Meet the royal family.5

Meet Hadoop Family: part 2

Meet the String Family! - Nashville Symphony

Back to Hadoop - GitHub Pagesstg-tud.github.io/ctbd/2016/CTBD_05_mapreduce.pdf•Hadoop is an ecosystem of tools for processing Big Data. •Hadoop is an open source project. 2 A family

Meet The Family (Philippines Remix)

Meet the MSI 2015 Krait Family

Meet The Valerio Family

RTB and Big Data Where Erlang and Hadoop Meet › static › upload › media › ...Data Handling with Hadoop . What is RTB ? Online Advertising Paid for by Advertising ... What is

Meet My Family Fill in Te Blanks

Hadoop Operations Powered By ... Hadoop (Hadoop Summit 2014 Amsterdam)

Meet Coach Meg’s (Margaret Moore) Inner Family · Meet Coach Meg’s (Margaret Moore) Inner Family . Coach Meg’s Inner Family. Autonomy. Body Regulator. Confidence. Curious Adventurer.

Encontra la Familia! (Meet the Family!)

Meet the note family

Hadoop, Hadoop, Hadoop!!! Jerome Mitchell Indiana University.

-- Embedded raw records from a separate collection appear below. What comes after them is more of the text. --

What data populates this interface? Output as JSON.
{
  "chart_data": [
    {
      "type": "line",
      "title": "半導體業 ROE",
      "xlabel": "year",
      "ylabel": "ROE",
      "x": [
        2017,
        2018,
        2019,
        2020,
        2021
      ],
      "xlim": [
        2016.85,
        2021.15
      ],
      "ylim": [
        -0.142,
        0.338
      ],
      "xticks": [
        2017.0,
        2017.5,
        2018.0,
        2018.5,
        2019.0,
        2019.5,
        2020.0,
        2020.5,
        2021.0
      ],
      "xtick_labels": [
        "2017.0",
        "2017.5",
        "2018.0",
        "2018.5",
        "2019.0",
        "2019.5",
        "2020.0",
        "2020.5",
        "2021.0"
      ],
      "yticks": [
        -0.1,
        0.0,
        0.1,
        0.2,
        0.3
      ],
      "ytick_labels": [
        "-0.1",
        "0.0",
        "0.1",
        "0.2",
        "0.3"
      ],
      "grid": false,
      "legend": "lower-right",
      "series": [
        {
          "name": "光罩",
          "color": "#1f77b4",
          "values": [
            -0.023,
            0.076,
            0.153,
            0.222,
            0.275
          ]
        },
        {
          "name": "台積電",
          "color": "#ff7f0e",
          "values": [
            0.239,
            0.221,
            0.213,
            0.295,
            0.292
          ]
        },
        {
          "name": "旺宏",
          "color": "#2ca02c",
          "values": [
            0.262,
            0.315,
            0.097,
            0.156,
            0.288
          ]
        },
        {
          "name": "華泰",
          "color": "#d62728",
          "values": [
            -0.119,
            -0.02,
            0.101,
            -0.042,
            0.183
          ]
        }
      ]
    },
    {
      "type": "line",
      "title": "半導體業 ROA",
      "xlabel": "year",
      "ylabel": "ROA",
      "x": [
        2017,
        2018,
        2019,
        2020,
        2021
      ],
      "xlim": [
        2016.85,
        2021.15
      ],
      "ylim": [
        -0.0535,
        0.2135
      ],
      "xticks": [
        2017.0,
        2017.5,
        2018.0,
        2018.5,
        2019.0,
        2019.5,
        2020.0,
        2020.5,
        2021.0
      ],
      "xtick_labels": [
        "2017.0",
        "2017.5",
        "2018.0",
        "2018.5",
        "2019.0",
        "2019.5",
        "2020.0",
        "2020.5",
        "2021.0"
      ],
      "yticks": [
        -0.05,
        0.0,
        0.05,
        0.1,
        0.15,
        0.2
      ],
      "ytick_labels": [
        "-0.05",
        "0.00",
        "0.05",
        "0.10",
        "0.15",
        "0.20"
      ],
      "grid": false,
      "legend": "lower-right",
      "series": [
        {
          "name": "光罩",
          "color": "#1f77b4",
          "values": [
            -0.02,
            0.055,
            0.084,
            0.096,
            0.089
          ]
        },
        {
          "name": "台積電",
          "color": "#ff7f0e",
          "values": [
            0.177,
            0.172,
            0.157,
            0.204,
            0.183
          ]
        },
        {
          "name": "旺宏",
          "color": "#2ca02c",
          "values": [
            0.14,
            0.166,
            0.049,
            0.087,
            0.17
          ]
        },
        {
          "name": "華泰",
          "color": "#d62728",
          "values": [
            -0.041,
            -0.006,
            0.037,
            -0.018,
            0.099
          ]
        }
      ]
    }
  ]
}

Continuous Delivery for Linux/Windows/Hadoop...Beta Cluster Hadoop JobTracker Jenkins Slave Hadoop node Hadoop node Hadoop node Hadoop node Slave Node Gateway Prod. Cluster PigServer

Meet my family

Presentacion meet the family

WP-SGI-Hadoop-Big Data Engine-on-Intel-E5-Familyfiles.meetup.com/1479250/WP-SGI-Hadoop-Big-Data... · SGI® Hadoop™ Big Data Engine on Intel® Xeon® Processor E5 Family ‐ Reference

O’Reilly – Hadoop: The Definitive Guide Ch.1 Meet Hadoop May 28 th, 2010 Taewhi Lee.